Dr Pound’s extensive survey had resulted in the Imperial College Selections planted in the San Juan Estate, Gran Couva, and his expeditions had yielded a collection of germplasm (trees of particular cacao types) planted primarily at Marper Farm, Manzanilla. For years too, the CRU had been conserving cacao germplasm, but they had been planted at various locations around the country.

By 1980, lack of resources and the threat of genetic erosion from competing land use meant that something had to be done urgently.
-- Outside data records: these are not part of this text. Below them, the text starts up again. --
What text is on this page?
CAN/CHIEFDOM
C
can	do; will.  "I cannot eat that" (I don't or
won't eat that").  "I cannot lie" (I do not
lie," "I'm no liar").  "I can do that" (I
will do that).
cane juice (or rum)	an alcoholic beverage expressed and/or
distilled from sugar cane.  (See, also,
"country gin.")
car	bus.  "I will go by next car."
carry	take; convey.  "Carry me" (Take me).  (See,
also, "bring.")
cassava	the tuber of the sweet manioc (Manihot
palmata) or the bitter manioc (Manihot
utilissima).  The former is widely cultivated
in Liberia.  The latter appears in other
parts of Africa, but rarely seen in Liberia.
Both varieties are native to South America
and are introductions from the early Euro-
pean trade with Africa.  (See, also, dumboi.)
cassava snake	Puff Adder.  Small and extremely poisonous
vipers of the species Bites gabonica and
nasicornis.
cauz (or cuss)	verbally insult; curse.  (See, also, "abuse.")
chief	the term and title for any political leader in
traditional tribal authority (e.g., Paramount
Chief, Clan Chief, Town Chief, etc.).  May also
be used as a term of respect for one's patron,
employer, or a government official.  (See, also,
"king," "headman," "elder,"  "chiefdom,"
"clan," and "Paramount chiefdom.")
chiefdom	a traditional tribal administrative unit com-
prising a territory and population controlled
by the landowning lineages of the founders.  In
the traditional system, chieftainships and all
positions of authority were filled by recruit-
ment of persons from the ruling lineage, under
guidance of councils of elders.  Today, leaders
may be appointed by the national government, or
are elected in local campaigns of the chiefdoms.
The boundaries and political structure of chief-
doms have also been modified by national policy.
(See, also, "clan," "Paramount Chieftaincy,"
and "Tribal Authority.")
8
Recognising the international importance of the collections, the European Development Fund provided the resources for all the little collections to be brought together at one properly managed and equipped site, and so the International Cocoa Genebank, Trinidad (ICG, T) was established between 1982 and 1994.

Set up at Centeno at the University Cocoa Research Station, the priceless collection includes 2,300 accessions representing the four major cacao groups (Refractario is the fourth) and clones are added as they become available.

This genebank, managed by the CRU, has been designated by Bioversity International as a “Universal Collection,” one of two such cacao repositories in the public domain.

Old plantation trees, Imperial College Selection (ICS) clones, have been replaced on many farms by newer commercial varieties (Trinidad Selected Hybrids) produced by the Ministry of Agriculture, Land and Marine Resources (MALMR) through the breeding programme pioneered by the late W.E. Freeman. These hybrids have increased resistance to diseases and favourable agronomic traits. The Ministry of Agriculture has considered quality as one of the selection criteria in its breeding programme and its TSH selections and their progenies have been made available to farmers. All of the commercial and superior TSH clones distributed to farmers have also been subjected to sensory analysis at the Cocoa Research Unit.